Astana is off to its best start in years just as troubles behind the scenes could endanger its future.
Team manager Alexander Vinokourov raised the alarm bells overnight, telling a Kazakh media outlet that the team’s financial situation is “critical” and that it’s tapping into private funds to keep on the lights.
“We’re going to races with our own savings, and riders haven’t received their salaries,” Vinokourov told Vesti.kz. “The situation is critical … all this could lead to the closure of the team after 13 years.”

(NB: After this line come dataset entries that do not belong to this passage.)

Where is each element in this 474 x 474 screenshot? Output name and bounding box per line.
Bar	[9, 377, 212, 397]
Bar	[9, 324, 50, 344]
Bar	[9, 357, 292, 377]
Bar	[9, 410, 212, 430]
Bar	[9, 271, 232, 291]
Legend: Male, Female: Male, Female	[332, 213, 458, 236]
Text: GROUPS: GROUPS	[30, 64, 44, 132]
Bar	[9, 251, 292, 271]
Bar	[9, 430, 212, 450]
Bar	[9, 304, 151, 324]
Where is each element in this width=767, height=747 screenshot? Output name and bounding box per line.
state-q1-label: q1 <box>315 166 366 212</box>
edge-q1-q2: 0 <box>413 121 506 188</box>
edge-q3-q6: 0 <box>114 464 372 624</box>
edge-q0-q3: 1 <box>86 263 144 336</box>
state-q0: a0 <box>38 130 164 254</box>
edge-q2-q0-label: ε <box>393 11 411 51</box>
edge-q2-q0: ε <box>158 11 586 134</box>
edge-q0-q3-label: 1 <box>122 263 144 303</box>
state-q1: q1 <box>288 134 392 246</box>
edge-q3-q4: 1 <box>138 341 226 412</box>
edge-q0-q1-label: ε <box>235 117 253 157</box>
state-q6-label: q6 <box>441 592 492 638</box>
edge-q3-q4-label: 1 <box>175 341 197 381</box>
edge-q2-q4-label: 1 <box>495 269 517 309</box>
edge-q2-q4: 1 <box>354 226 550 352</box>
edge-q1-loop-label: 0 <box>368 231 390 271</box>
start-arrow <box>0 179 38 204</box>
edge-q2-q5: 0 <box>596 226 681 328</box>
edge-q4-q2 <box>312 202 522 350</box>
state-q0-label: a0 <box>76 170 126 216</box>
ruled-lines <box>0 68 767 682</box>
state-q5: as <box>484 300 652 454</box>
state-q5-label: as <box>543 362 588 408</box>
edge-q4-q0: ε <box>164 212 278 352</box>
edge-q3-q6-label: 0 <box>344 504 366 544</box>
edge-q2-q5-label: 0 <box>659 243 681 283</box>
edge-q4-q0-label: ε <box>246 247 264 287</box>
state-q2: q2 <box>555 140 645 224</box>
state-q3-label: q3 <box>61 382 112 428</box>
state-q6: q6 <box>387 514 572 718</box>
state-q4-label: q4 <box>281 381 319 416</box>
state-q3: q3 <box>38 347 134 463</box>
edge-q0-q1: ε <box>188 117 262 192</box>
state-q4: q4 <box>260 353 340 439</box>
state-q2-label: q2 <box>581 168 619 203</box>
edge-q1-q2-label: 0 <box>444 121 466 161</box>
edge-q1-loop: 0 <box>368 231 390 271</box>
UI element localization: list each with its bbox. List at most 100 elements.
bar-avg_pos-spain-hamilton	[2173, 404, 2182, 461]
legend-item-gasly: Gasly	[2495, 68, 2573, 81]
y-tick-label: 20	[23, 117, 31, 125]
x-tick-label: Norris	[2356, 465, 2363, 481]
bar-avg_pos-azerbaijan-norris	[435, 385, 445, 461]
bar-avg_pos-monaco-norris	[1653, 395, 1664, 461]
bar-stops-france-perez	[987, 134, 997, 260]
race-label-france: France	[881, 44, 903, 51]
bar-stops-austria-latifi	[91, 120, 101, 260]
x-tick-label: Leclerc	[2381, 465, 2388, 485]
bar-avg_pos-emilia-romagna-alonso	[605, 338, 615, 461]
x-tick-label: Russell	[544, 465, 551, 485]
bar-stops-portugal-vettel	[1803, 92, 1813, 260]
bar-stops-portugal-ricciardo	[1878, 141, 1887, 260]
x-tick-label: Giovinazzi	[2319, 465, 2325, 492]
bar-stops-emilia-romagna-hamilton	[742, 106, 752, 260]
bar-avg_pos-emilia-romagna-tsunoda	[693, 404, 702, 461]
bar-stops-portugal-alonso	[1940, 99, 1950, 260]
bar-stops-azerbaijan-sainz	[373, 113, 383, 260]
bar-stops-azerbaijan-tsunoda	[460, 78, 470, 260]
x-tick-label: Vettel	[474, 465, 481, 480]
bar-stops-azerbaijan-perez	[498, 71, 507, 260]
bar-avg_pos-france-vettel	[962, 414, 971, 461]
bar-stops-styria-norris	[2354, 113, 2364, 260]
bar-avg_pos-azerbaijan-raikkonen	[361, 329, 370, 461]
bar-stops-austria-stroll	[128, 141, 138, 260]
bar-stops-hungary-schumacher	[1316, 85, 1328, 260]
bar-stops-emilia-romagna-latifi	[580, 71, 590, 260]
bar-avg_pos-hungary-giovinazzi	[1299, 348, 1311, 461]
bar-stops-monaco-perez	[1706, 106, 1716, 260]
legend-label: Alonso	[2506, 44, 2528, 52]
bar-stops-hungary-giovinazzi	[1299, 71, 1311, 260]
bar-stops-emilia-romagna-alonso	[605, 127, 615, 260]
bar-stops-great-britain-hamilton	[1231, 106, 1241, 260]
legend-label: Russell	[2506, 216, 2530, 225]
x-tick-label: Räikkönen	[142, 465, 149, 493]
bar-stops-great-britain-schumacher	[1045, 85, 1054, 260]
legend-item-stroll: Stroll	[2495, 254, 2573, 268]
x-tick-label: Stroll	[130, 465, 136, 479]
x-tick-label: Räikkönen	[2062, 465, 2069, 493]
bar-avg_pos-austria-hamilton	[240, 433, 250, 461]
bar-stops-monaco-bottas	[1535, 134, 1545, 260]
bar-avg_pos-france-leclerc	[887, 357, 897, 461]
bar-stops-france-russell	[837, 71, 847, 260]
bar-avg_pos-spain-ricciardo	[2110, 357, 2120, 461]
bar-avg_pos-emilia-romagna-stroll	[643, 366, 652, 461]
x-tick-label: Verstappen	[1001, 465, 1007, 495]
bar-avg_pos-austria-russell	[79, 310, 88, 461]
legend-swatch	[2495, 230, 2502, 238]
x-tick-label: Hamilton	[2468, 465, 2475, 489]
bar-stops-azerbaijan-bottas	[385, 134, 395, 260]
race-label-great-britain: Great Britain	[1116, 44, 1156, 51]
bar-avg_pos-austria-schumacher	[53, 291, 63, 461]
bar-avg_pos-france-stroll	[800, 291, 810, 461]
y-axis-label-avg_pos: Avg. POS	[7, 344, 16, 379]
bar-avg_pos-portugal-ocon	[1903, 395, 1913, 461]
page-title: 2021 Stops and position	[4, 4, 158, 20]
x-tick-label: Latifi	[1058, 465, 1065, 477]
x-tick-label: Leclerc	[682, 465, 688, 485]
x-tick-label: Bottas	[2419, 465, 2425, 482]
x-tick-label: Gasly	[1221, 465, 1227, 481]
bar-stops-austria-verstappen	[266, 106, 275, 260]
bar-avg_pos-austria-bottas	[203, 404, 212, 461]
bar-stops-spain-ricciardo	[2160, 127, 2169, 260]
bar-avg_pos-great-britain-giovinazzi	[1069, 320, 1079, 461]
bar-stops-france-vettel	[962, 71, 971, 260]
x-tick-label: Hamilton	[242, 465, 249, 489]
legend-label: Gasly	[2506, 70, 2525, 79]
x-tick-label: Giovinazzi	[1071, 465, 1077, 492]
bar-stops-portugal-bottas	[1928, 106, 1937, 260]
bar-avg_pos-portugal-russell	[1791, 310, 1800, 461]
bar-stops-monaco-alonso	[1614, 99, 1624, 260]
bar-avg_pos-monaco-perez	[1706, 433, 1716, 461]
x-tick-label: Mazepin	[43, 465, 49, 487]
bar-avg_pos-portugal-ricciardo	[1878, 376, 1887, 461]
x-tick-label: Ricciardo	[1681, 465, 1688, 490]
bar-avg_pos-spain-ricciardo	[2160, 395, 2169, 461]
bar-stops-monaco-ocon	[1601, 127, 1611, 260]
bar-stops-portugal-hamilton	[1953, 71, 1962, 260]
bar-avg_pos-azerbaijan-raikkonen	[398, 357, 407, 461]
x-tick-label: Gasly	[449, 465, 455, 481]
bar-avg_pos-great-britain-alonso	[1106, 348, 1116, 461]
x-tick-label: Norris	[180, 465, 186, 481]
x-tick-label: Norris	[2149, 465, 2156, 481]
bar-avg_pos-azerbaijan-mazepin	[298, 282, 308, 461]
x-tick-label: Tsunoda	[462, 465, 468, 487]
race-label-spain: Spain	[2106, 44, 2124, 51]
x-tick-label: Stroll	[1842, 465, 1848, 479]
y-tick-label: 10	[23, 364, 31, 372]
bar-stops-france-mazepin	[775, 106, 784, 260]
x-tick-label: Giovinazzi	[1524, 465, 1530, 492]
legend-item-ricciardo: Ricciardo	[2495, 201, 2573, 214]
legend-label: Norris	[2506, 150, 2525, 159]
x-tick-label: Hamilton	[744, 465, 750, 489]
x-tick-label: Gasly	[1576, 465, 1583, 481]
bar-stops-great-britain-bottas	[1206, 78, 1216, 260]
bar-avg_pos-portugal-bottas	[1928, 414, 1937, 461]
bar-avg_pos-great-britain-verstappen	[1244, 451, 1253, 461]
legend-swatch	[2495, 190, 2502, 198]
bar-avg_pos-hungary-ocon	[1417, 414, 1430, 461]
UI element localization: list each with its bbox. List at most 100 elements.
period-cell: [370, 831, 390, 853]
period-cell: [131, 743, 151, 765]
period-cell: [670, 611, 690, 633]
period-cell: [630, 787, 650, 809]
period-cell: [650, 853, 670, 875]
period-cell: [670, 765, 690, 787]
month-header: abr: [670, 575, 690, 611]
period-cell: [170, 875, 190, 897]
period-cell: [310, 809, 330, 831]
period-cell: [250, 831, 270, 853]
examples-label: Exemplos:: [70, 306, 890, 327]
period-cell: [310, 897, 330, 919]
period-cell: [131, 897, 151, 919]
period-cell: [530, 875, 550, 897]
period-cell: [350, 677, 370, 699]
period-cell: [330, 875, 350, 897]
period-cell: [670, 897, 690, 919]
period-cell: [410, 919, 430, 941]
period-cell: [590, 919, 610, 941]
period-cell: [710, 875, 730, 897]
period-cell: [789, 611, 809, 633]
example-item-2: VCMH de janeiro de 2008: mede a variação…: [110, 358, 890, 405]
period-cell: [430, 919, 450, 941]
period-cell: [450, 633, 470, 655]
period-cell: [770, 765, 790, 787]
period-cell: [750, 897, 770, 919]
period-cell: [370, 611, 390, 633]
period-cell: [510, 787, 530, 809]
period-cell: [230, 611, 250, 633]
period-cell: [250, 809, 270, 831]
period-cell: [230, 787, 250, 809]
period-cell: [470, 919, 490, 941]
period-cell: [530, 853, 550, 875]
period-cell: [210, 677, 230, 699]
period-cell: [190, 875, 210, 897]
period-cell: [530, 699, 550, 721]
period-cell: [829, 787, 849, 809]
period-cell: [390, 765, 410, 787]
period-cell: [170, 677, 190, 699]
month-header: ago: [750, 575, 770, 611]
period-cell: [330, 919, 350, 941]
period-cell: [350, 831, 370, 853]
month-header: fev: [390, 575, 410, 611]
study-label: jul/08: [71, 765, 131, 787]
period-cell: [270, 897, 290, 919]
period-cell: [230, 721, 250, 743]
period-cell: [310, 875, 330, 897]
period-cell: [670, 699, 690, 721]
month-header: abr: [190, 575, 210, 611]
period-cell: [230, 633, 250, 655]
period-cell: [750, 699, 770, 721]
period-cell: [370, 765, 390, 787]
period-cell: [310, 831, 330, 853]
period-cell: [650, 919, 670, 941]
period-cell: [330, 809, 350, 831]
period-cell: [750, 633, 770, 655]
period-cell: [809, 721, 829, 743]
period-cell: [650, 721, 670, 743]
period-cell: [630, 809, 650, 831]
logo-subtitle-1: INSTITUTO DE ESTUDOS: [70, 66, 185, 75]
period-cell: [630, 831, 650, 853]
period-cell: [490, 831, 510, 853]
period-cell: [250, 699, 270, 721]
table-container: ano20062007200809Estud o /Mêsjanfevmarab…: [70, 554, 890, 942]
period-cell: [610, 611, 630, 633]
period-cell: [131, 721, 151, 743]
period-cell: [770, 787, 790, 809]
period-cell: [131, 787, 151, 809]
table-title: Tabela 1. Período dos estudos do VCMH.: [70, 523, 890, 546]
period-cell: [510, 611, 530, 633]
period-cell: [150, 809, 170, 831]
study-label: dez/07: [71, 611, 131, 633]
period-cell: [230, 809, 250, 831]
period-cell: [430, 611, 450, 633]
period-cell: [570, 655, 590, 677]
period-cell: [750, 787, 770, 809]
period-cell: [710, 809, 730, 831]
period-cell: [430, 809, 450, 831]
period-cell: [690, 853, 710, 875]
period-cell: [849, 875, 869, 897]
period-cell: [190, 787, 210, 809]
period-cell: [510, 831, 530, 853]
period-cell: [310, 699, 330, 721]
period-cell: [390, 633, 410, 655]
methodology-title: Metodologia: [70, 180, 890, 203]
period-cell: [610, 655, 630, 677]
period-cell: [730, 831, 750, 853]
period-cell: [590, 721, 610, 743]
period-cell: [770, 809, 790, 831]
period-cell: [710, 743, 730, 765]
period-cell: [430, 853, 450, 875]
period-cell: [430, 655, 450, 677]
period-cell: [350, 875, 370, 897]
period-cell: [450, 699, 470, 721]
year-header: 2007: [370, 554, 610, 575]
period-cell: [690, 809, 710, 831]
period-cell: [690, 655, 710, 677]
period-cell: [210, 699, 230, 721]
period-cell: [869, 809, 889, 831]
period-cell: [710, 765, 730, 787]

It was unclear if existing sponsors have yet to pay their obligations or if new sponsors failed to materialize. UCI rules require teams to have sufficient bank holdings to carry over expenses and salaries for several months in case a sponsor balks.
Astana officials posted this message Saturday on their official website: “The team is aware of the temporary problems, which results in some delay of payments from the team’s main sponsor. We are hoping for a solution in the near future, so the team can continue in the way it started this 2018 season. We are calm, confident, and continue to work towards our goals.”
Riders, meanwhile, are keeping their noses rubber down as the drama plays out with sponsors.
Astana delivered a big classics victory Saturday with Michael Valgren winning Omloop Het Nieuwsblad after attacking late out of the day’s winning move.
“We had an e-mail yesterday. We don’t know much about it,” Valgren said. “I am focused on my racing. The riders got their salaries. I am not worried about if the team will continue. I am sure it will.”
Riders competing in Abu Dhabi confirmed to reporters there that they have been receiving their salaries.
Astana has been one of the peloton’s best-funded and controversial teams since it was created in the wake of the Operación Puerto scandal in 2006. Then-sponsors Liberty Seguros and Würth both jettisoned following the salacious Puerto scandal, only to have Astana step in mid-season to save the team. Vinokourov then went on to win the 2006 Vuelta a España only to later serve a blood-doping ban in 2007. Vinokourov later returned, won an Olympic medal, retired and took over management of the team in 2012.
The team’s tumult continued as Alberto Contador and Lance Armstrong fought for leadership during the 2009 season. Vinokourov’s return to the team in 2010 as an active rider saw former manager Johan Bruyneel leave. After taking over management in 2012, Vinokourov dodged a few landmines and landed GC victories at the Giro d’Italia in 2013 and Tour de France in 2014 during the Vincenzo Nibali era.
Astana has one of the larger budgets in the peloton, with Team Sky at the top of the list.
This year, following the exit of Fabio Aru, the team is hitting its stride early. Jakob Fuglsang said Aru’s exit is giving more riders opportunities as the team broadens its focus beyond the grand tours. That was confirmed by the surprising performance of Astana on Saturday.
So far this season, the team has earned 23 podium spots with eight different riders. Six of those are wins, including the Vuelta a Murcia, Trofeo Laigueglia, two stages and the overall at the Tour of Oman, and Omloop to open the Belgian calendar Saturday.
As Vinokourov works behind the scenes to square the accounts, the team is racing across three events this weekend, in France, Abu Dhabi and Belgium, where Astana had three riders in the winning move Saturday at Omloop.
Valgren said the nervousness that Vinokourov alluded to has yet to affect results.
“Success makes more success,” Valgren said of the team’s hot start to 2018. “When you are going on a good way, you keep thinking positive, it’s easier. We cannot complain how this season has started for us.”